Comparison of Adhesive Properties of Five Different Prosthetic Materials Used in Hernioplasty

This experimental study was designed to assess and to compare intra-abdominal adhesions following the use of five commercially available prosthetic mesh grafts in the repair if abdominal wall defects. Sixty Wistar albino rats were randomly divided into six groups (n = 10). A 2 × 1 cm defect at abdominal wall was created and defects were closed either primarily or with one of the following prosthetic mesh grafts: monofilament polypropylene, polytetrafluoroethylene, sodium hyaluronate/carboxymethylcellulose-coated polypropylene, polypropylene/polyglactin 910 composite, or resorbable hydrophilic collagen-coated multifiber polyester. The severity of adhesions was graded, tensile strengths of adhesions were measured, and histopathological grades of inflammation and fibrosis were evaluated. Polypropylene mesh resulted in more adhesion formation in comparison to primary repair and other grafts used in this study, except polypropylene/polyglactin 910 composite mesh.
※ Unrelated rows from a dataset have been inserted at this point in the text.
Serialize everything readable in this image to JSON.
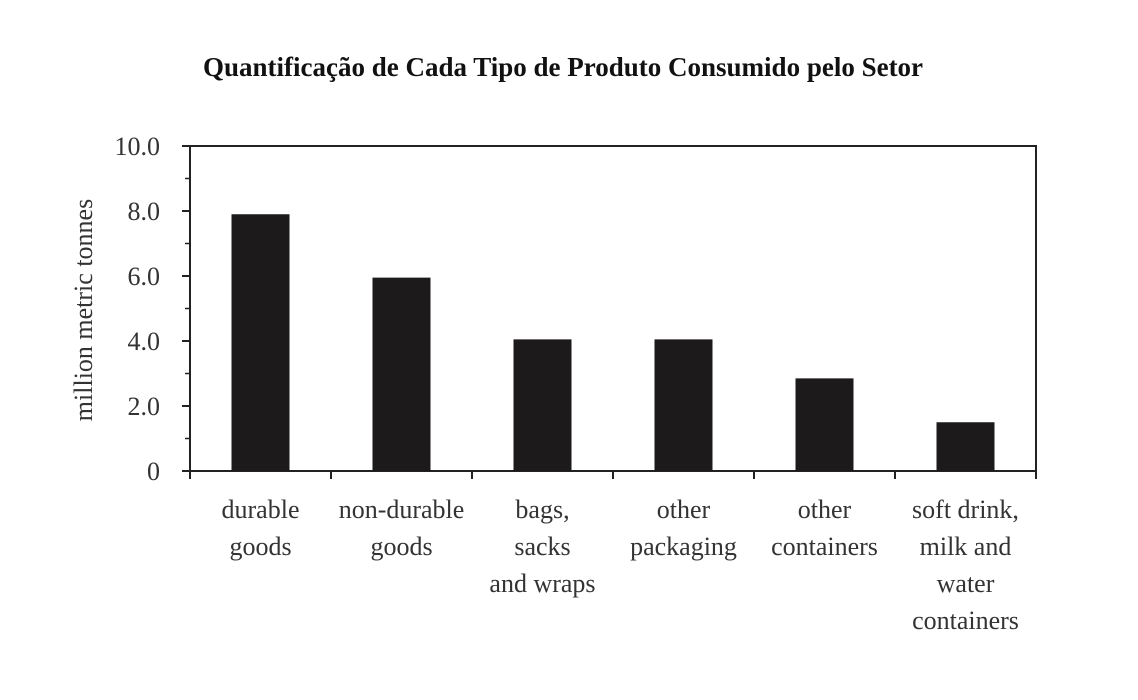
{
  "chart_data": {
    "type": "bar",
    "title": "Quantificação de Cada Tipo de Produto Consumido pelo Setor",
    "xlabel": "",
    "ylabel": "million metric tonnes",
    "ylim": [
      0,
      10
    ],
    "yticks": [
      "0",
      "2.0",
      "4.0",
      "6.0",
      "8.0",
      "10.0"
    ],
    "categories": [
      [
        "durable",
        "goods"
      ],
      [
        "non-durable",
        "goods"
      ],
      [
        "bags,",
        "sacks",
        "and wraps"
      ],
      [
        "other",
        "packaging"
      ],
      [
        "other",
        "containers"
      ],
      [
        "soft drink,",
        "milk and",
        "water",
        "containers"
      ]
    ],
    "values": [
      7.9,
      5.95,
      4.05,
      4.05,
      2.85,
      1.5
    ],
    "bar_color": "#1c1a1a",
    "grid": false,
    "legend": "none"
  }
}
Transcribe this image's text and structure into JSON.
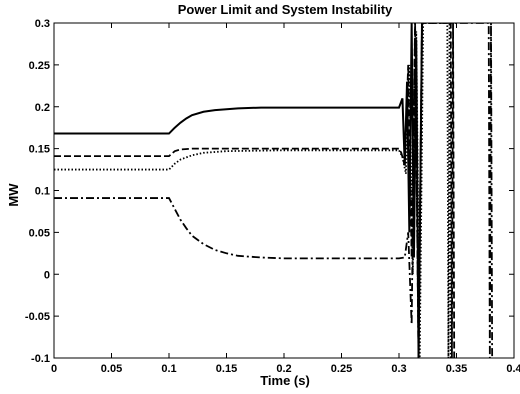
{
  "chart_data": {
    "type": "line",
    "title": "Power Limit and System Instability",
    "xlabel": "Time (s)",
    "ylabel": "MW",
    "xlim": [
      0,
      0.4
    ],
    "ylim": [
      -0.1,
      0.3
    ],
    "x_ticks": [
      "0",
      "0.05",
      "0.1",
      "0.15",
      "0.2",
      "0.25",
      "0.3",
      "0.35",
      "0.4"
    ],
    "y_ticks": [
      "-0.1",
      "-0.05",
      "0",
      "0.05",
      "0.1",
      "0.15",
      "0.2",
      "0.25",
      "0.3"
    ],
    "grid": false,
    "legend": "none",
    "series": [
      {
        "style": "solid",
        "x": [
          0,
          0.1,
          0.105,
          0.11,
          0.115,
          0.12,
          0.13,
          0.14,
          0.15,
          0.16,
          0.18,
          0.2,
          0.25,
          0.3,
          0.303,
          0.305,
          0.307,
          0.309,
          0.311,
          0.313,
          0.315,
          0.317,
          0.32
        ],
        "values": [
          0.168,
          0.168,
          0.175,
          0.181,
          0.186,
          0.19,
          0.194,
          0.196,
          0.197,
          0.198,
          0.199,
          0.199,
          0.199,
          0.199,
          0.21,
          0.13,
          0.23,
          0.05,
          0.3,
          0.02,
          0.28,
          -0.1,
          0.3
        ]
      },
      {
        "style": "dashed",
        "x": [
          0,
          0.1,
          0.105,
          0.11,
          0.12,
          0.13,
          0.15,
          0.2,
          0.25,
          0.3,
          0.302,
          0.305,
          0.308,
          0.311,
          0.314,
          0.317,
          0.32,
          0.345,
          0.346,
          0.347,
          0.348
        ],
        "values": [
          0.141,
          0.141,
          0.147,
          0.149,
          0.15,
          0.15,
          0.15,
          0.15,
          0.15,
          0.15,
          0.145,
          0.13,
          0.25,
          0.02,
          0.3,
          -0.1,
          0.3,
          0.3,
          -0.1,
          0.3,
          -0.1
        ]
      },
      {
        "style": "dotted",
        "x": [
          0,
          0.1,
          0.105,
          0.11,
          0.12,
          0.13,
          0.15,
          0.2,
          0.25,
          0.3,
          0.303,
          0.306,
          0.309,
          0.312,
          0.315,
          0.318,
          0.321,
          0.342,
          0.343,
          0.344,
          0.345
        ],
        "values": [
          0.125,
          0.125,
          0.132,
          0.137,
          0.142,
          0.145,
          0.147,
          0.148,
          0.148,
          0.148,
          0.14,
          0.12,
          0.25,
          0.0,
          0.29,
          -0.1,
          0.3,
          0.3,
          -0.1,
          0.3,
          -0.1
        ]
      },
      {
        "style": "dashdot",
        "x": [
          0,
          0.1,
          0.105,
          0.11,
          0.115,
          0.12,
          0.13,
          0.14,
          0.15,
          0.16,
          0.18,
          0.2,
          0.25,
          0.3,
          0.305,
          0.308,
          0.311,
          0.314,
          0.317,
          0.32,
          0.378,
          0.379,
          0.38,
          0.381
        ],
        "values": [
          0.091,
          0.091,
          0.078,
          0.065,
          0.055,
          0.046,
          0.036,
          0.029,
          0.025,
          0.022,
          0.02,
          0.019,
          0.019,
          0.019,
          0.02,
          0.05,
          -0.06,
          0.3,
          -0.1,
          0.3,
          0.3,
          -0.1,
          0.3,
          -0.1
        ]
      }
    ]
  }
}
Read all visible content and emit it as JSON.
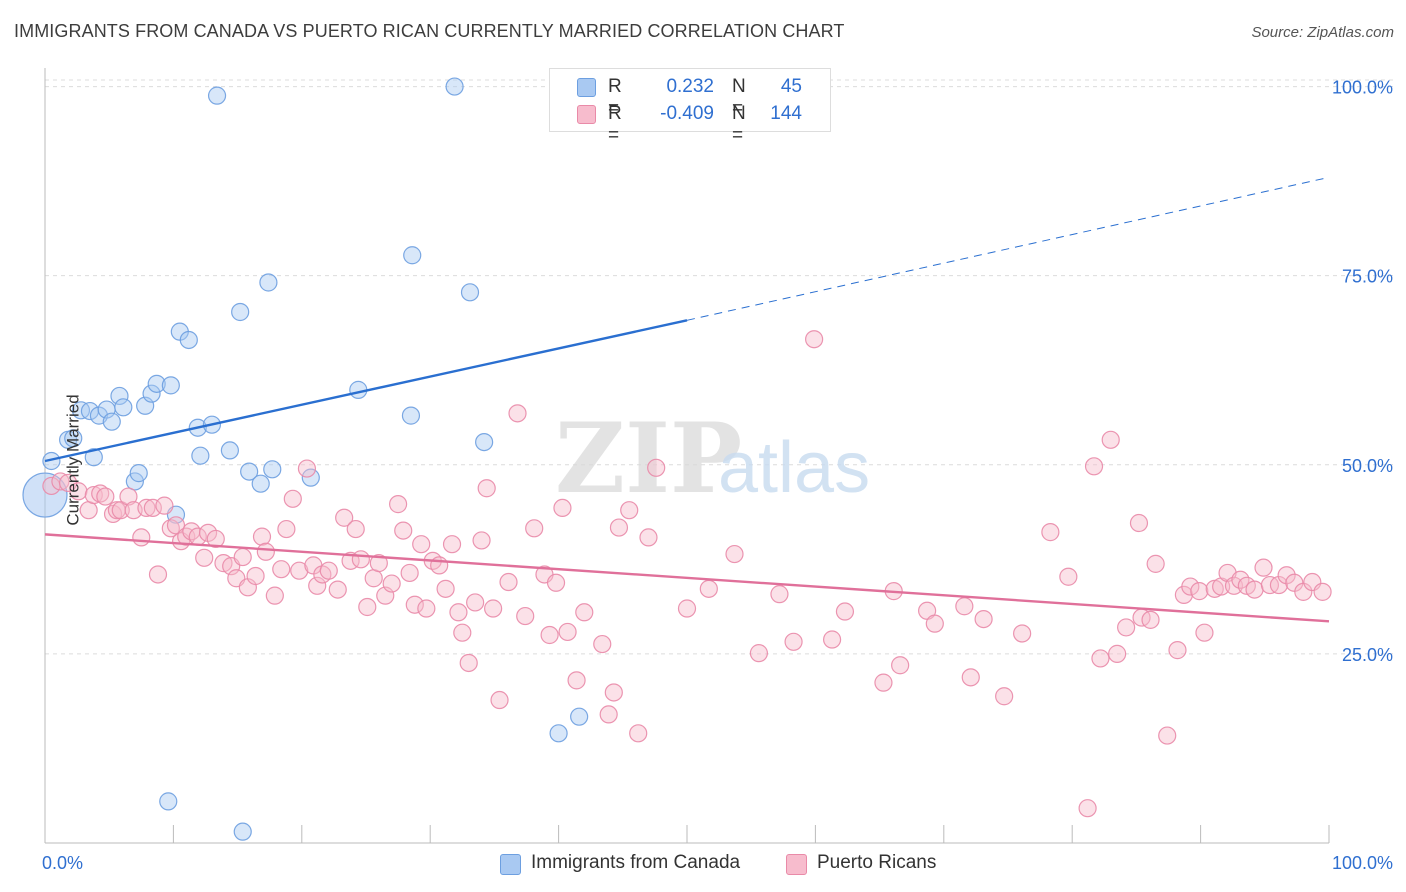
{
  "header": {
    "title": "IMMIGRANTS FROM CANADA VS PUERTO RICAN CURRENTLY MARRIED CORRELATION CHART",
    "source": "Source: ZipAtlas.com"
  },
  "watermark": {
    "zip": "ZIP",
    "atlas": "atlas"
  },
  "legend": {
    "rows": [
      {
        "r_label": "R =",
        "r_value": "0.232",
        "n_label": "N =",
        "n_value": "45",
        "color": "#a9c9f2",
        "border": "#6d9fe0"
      },
      {
        "r_label": "R =",
        "r_value": "-0.409",
        "n_label": "N =",
        "n_value": "144",
        "color": "#f7bccd",
        "border": "#e98aa8"
      }
    ]
  },
  "bottom_legend": [
    {
      "label": "Immigrants from Canada",
      "color": "#a9c9f2",
      "border": "#6d9fe0"
    },
    {
      "label": "Puerto Ricans",
      "color": "#f7bccd",
      "border": "#e98aa8"
    }
  ],
  "chart_data": {
    "type": "scatter",
    "title": "IMMIGRANTS FROM CANADA VS PUERTO RICAN CURRENTLY MARRIED CORRELATION CHART",
    "ylabel": "Currently Married",
    "xlabel": "",
    "x_tick_labels": [
      "0.0%",
      "100.0%"
    ],
    "y_tick_labels": [
      "25.0%",
      "50.0%",
      "75.0%",
      "100.0%"
    ],
    "y_ticks": [
      25,
      50,
      75,
      100
    ],
    "xlim": [
      0,
      100
    ],
    "ylim": [
      0,
      101
    ],
    "grid": true,
    "legend_position": "top-center",
    "series": [
      {
        "name": "Immigrants from Canada",
        "color": "#6d9fe0",
        "fill": "#a9c9f2",
        "line_color": "#2a6fd0",
        "trend": {
          "x0": 0,
          "y0": 50.5,
          "x1": 50,
          "y1": 69.1,
          "dash_to_x": 100,
          "dash_to_y": 88.0
        },
        "points": [
          [
            0,
            46
          ],
          [
            0.5,
            50.5
          ],
          [
            1.8,
            53.3
          ],
          [
            2.2,
            53.5
          ],
          [
            2.8,
            57.2
          ],
          [
            3.5,
            57.1
          ],
          [
            3.8,
            51.0
          ],
          [
            4.2,
            56.5
          ],
          [
            4.8,
            57.3
          ],
          [
            5.2,
            55.7
          ],
          [
            5.8,
            59.1
          ],
          [
            6.1,
            57.6
          ],
          [
            7.0,
            47.8
          ],
          [
            7.3,
            48.9
          ],
          [
            7.8,
            57.8
          ],
          [
            8.3,
            59.4
          ],
          [
            8.7,
            60.7
          ],
          [
            9.8,
            60.5
          ],
          [
            9.6,
            5.5
          ],
          [
            10.2,
            43.4
          ],
          [
            10.5,
            67.6
          ],
          [
            11.2,
            66.5
          ],
          [
            11.9,
            54.9
          ],
          [
            12.1,
            51.2
          ],
          [
            13.0,
            55.3
          ],
          [
            13.4,
            98.8
          ],
          [
            14.4,
            51.9
          ],
          [
            15.2,
            70.2
          ],
          [
            15.4,
            1.5
          ],
          [
            15.9,
            49.1
          ],
          [
            16.8,
            47.5
          ],
          [
            17.4,
            74.1
          ],
          [
            17.7,
            49.4
          ],
          [
            20.7,
            48.3
          ],
          [
            24.4,
            59.9
          ],
          [
            28.5,
            56.5
          ],
          [
            28.6,
            77.7
          ],
          [
            31.9,
            100
          ],
          [
            33.1,
            72.8
          ],
          [
            34.2,
            53.0
          ],
          [
            40.0,
            14.5
          ],
          [
            41.6,
            16.7
          ],
          [
            47.2,
            100
          ],
          [
            49.0,
            100
          ],
          [
            50.0,
            100
          ]
        ]
      },
      {
        "name": "Puerto Ricans",
        "color": "#e98aa8",
        "fill": "#f7bccd",
        "line_color": "#e0709a",
        "trend": {
          "x0": 0,
          "y0": 40.8,
          "x1": 100,
          "y1": 29.3
        },
        "points": [
          [
            0.5,
            47.2
          ],
          [
            1.2,
            47.8
          ],
          [
            1.8,
            47.6
          ],
          [
            2.6,
            46.5
          ],
          [
            3.4,
            44.0
          ],
          [
            3.8,
            46.0
          ],
          [
            4.3,
            46.2
          ],
          [
            4.7,
            45.8
          ],
          [
            5.3,
            43.5
          ],
          [
            5.6,
            44.0
          ],
          [
            5.9,
            44.0
          ],
          [
            6.5,
            45.8
          ],
          [
            6.9,
            44.0
          ],
          [
            7.5,
            40.4
          ],
          [
            7.9,
            44.3
          ],
          [
            8.4,
            44.3
          ],
          [
            8.8,
            35.5
          ],
          [
            9.3,
            44.6
          ],
          [
            9.8,
            41.6
          ],
          [
            10.2,
            42.0
          ],
          [
            10.6,
            39.9
          ],
          [
            11.0,
            40.5
          ],
          [
            11.4,
            41.2
          ],
          [
            11.9,
            40.5
          ],
          [
            12.4,
            37.7
          ],
          [
            12.7,
            41.0
          ],
          [
            13.3,
            40.2
          ],
          [
            13.9,
            37.0
          ],
          [
            14.5,
            36.6
          ],
          [
            14.9,
            35.0
          ],
          [
            15.4,
            37.8
          ],
          [
            15.8,
            33.8
          ],
          [
            16.4,
            35.3
          ],
          [
            16.9,
            40.5
          ],
          [
            17.2,
            38.5
          ],
          [
            17.9,
            32.7
          ],
          [
            18.4,
            36.2
          ],
          [
            18.8,
            41.5
          ],
          [
            19.3,
            45.5
          ],
          [
            19.8,
            36.0
          ],
          [
            20.4,
            49.5
          ],
          [
            20.9,
            36.7
          ],
          [
            21.2,
            34.0
          ],
          [
            21.6,
            35.5
          ],
          [
            22.1,
            36.0
          ],
          [
            22.8,
            33.5
          ],
          [
            23.3,
            43.0
          ],
          [
            23.8,
            37.3
          ],
          [
            24.2,
            41.5
          ],
          [
            24.6,
            37.5
          ],
          [
            25.1,
            31.2
          ],
          [
            25.6,
            35.0
          ],
          [
            26.0,
            37.0
          ],
          [
            26.5,
            32.7
          ],
          [
            27.0,
            34.3
          ],
          [
            27.5,
            44.8
          ],
          [
            27.9,
            41.3
          ],
          [
            28.4,
            35.7
          ],
          [
            28.8,
            31.5
          ],
          [
            29.3,
            39.5
          ],
          [
            29.7,
            31.0
          ],
          [
            30.2,
            37.3
          ],
          [
            30.7,
            36.7
          ],
          [
            31.2,
            33.6
          ],
          [
            31.7,
            39.5
          ],
          [
            32.2,
            30.5
          ],
          [
            32.5,
            27.8
          ],
          [
            33.0,
            23.8
          ],
          [
            33.5,
            31.8
          ],
          [
            34.0,
            40.0
          ],
          [
            34.4,
            46.9
          ],
          [
            34.9,
            31.0
          ],
          [
            35.4,
            18.9
          ],
          [
            36.1,
            34.5
          ],
          [
            36.8,
            56.8
          ],
          [
            37.4,
            30.0
          ],
          [
            38.1,
            41.6
          ],
          [
            38.9,
            35.5
          ],
          [
            39.3,
            27.5
          ],
          [
            39.8,
            34.4
          ],
          [
            40.3,
            44.3
          ],
          [
            40.7,
            27.9
          ],
          [
            41.4,
            21.5
          ],
          [
            42.0,
            30.5
          ],
          [
            43.4,
            26.3
          ],
          [
            43.9,
            17.0
          ],
          [
            44.3,
            19.9
          ],
          [
            44.7,
            41.7
          ],
          [
            45.5,
            44.0
          ],
          [
            46.2,
            14.5
          ],
          [
            47.0,
            40.4
          ],
          [
            47.6,
            49.6
          ],
          [
            50.0,
            31.0
          ],
          [
            51.7,
            33.6
          ],
          [
            53.7,
            38.2
          ],
          [
            55.6,
            25.1
          ],
          [
            57.2,
            32.9
          ],
          [
            58.3,
            26.6
          ],
          [
            59.9,
            66.6
          ],
          [
            61.3,
            26.9
          ],
          [
            62.3,
            30.6
          ],
          [
            65.3,
            21.2
          ],
          [
            66.1,
            33.3
          ],
          [
            66.6,
            23.5
          ],
          [
            68.7,
            30.7
          ],
          [
            69.3,
            29.0
          ],
          [
            71.6,
            31.3
          ],
          [
            72.1,
            21.9
          ],
          [
            73.1,
            29.6
          ],
          [
            74.7,
            19.4
          ],
          [
            76.1,
            27.7
          ],
          [
            78.3,
            41.1
          ],
          [
            79.7,
            35.2
          ],
          [
            81.2,
            4.6
          ],
          [
            81.7,
            49.8
          ],
          [
            82.2,
            24.4
          ],
          [
            83.0,
            53.3
          ],
          [
            83.5,
            25.0
          ],
          [
            84.2,
            28.5
          ],
          [
            85.2,
            42.3
          ],
          [
            85.4,
            29.8
          ],
          [
            86.1,
            29.5
          ],
          [
            86.5,
            36.9
          ],
          [
            87.4,
            14.2
          ],
          [
            88.2,
            25.5
          ],
          [
            88.7,
            32.8
          ],
          [
            89.2,
            33.9
          ],
          [
            89.9,
            33.3
          ],
          [
            90.3,
            27.8
          ],
          [
            91.1,
            33.6
          ],
          [
            91.6,
            33.9
          ],
          [
            92.1,
            35.7
          ],
          [
            92.6,
            34.0
          ],
          [
            93.1,
            34.8
          ],
          [
            93.6,
            34.0
          ],
          [
            94.2,
            33.5
          ],
          [
            94.9,
            36.4
          ],
          [
            95.4,
            34.1
          ],
          [
            96.1,
            34.1
          ],
          [
            96.7,
            35.4
          ],
          [
            97.3,
            34.4
          ],
          [
            98.0,
            33.2
          ],
          [
            98.7,
            34.5
          ],
          [
            99.5,
            33.2
          ]
        ]
      }
    ]
  }
}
In addition, the highest tensile strength of omental adhesions was detected in the polypropylene group (χ² = 26.249; p =. 0001). Polyester composite mesh caused the least adhesion formation among the groups. Sodium hyaluronate/carboxymethylcellulose-coated polypropylene and polyester composite meshes revealed the highest fibrosis scores (χ² = 50.776; p =. 0001). The highest inflammatory activity was detected in the polytetrafluoroethylene mesh group (χ² = 16.564; p =. 005). Thus, sodium hyaluronate/carboxymethylcellulose-coated polypropylene and polytetrafluoroethylene meshes following polyester composite mesh were the minimal adhesion-forming grafts in this study. Disadvantages of the polytetrafluoroethylene mesh were lower fibrotic activity and higher inflammatory reaction to the graft.